Dal 24 al 26 settembre si è tenuto il workshop promosso dal progetto “GREEN EU” e finanziato dal programma CERV, dedicato al ruolo dell’Economia Circolare (EC) nel raggiungimento degli obiettivi di sostenibilità globale. L’evento ha coinvolto esperti e partecipanti in una riflessione approfondita sulle opportunità e le sfide di questo modello, evidenziandone il contributo agli Obiettivi di Sviluppo Sostenibile (SDGs), tra cui il consumo responsabile (SDG 12), l’azione per il clima (SDG 13) e l’innovazione industriale (SDG 9).
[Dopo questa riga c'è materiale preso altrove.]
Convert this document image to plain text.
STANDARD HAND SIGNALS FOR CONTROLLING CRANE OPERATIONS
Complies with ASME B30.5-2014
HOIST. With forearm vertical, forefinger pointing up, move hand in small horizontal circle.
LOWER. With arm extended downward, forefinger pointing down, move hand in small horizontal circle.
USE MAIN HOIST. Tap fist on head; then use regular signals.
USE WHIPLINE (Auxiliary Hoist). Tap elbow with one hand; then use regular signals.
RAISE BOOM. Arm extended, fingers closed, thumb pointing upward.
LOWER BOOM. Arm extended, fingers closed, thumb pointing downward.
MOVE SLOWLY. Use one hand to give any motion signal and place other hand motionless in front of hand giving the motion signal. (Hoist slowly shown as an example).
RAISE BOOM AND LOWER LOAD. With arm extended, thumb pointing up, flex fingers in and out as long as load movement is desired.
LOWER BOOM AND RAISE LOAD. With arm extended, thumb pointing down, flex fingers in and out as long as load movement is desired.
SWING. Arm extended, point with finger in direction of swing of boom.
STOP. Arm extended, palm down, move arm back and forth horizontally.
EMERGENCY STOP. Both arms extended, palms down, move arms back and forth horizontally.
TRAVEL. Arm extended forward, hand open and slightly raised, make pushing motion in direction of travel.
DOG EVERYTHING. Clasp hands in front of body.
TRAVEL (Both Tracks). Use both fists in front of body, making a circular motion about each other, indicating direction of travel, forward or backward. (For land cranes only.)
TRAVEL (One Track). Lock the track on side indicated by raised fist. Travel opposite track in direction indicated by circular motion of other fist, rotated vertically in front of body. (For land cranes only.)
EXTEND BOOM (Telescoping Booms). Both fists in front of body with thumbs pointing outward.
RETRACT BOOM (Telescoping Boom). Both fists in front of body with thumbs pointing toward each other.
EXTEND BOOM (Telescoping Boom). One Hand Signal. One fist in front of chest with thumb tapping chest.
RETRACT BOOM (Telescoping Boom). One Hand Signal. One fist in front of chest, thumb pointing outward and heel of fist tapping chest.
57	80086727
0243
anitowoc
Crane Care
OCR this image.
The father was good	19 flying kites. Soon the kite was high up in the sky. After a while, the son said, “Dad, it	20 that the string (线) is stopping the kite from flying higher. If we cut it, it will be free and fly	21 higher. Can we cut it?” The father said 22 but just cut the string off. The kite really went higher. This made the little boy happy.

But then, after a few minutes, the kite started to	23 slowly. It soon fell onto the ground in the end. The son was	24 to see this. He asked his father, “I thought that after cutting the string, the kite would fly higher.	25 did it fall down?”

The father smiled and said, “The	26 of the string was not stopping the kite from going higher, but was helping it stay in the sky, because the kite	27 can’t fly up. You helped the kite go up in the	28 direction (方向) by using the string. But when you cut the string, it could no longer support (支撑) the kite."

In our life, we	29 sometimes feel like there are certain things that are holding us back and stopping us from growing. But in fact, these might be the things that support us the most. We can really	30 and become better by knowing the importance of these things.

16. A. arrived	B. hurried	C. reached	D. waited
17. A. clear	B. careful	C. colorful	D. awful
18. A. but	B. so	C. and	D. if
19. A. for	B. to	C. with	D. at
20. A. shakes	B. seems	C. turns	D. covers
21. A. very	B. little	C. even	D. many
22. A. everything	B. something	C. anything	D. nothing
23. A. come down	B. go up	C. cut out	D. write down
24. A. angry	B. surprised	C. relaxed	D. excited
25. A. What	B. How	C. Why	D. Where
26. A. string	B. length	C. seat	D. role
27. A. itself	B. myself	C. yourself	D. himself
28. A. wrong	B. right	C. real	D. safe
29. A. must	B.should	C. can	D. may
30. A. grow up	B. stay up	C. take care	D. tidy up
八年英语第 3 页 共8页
La prima giornata, il 24 settembre, ha introdotto l’EC come alternativa sostenibile al modello lineare “take-make-dispose”. Si è discusso di come l’EC miri a eliminare gli sprechi e a ridurre l’inquinamento fin dalla progettazione dei prodotti, prolungando il loro ciclo di vita attraverso riparazione, riuso e riciclo, e promuovendo la rigenerazione dei sistemi naturali. Attraverso esempi concreti, come l’iniziativa di riciclo dei mobili di IKEA, il programma Worn Wear di Patagonia e il sistema di illuminazione circolare di Philips, sono stati dimostrati i vantaggi di questo approccio. L’EC non solo riduce l’impatto ambientale, ma stimola anche nuovi modelli di business, crea occupazione e favorisce comportamenti di consumo responsabile. Tuttavia, si è riconosciuto che le sfide da affrontare, come i costi iniziali elevati e la mancanza di infrastrutture adeguate, richiedono politiche governative mirate e un maggiore coinvolgimento delle comunità.
Il 25 settembre ha approfondito il ruolo dei modelli di business circolari (CBM) per ridurre lo spreco di risorse e promuovere la sostenibilità. È stato evidenziato come questi modelli puntino a estendere la durata dei prodotti attraverso un design più durevole, riparabile e riciclabile, riducendo così la dipendenza da materie prime vergini e contribuendo a mitigare il cambiamento climatico. Durante un’attività interattiva, i partecipanti hanno progettato iniziative circolari per settori specifici, come moda, elettronica e costruzioni. Tra le proposte emerse, si sono distinte idee per la progettazione modulare dei prodotti e programmi di restituzione per il riciclo. Questo ha dimostrato come la collaborazione e l’innovazione possano superare le difficoltà iniziali e portare benefici ambientali ed economici concreti.
Nel pomeriggio, si è discusso di tecnologie emergenti per la transizione verso città circolari, considerate esempi pratici di sostenibilità urbana. Un caso studio su Copenhagen ha mostrato come le città possano affrontare i cambiamenti climatici, trasformando le sfide in opportunità per migliorare la qualità della vita urbana. I partecipanti hanno poi simulato il coinvolgimento di stakeholder in un processo di trasformazione circolare, sviluppando soluzioni condivise per problemi legati a traffico, inquinamento e scarsità di spazi verdi.
La giornata conclusiva, il 26 settembre, si è concentrata sul ruolo del consumo responsabile e delle politiche necessarie per sostenere la transizione. Sono stati analizzati regolamenti come la Direttiva sul Diritto alla Riparazione e la Direttiva sulle Plastiche Monouso, oltre al Piano d’Azione per l’Economia Circolare dell’UE. È stata sottolineata l’importanza della consapevolezza dei consumatori, che possono guidare la domanda di prodotti sostenibili grazie a campagne educative e incentivi finanziari. Si è concluso ribadendo che la transizione verso l’EC richiede la collaborazione tra governi, imprese e cittadini per superare le sfide e costruire un futuro più sostenibile.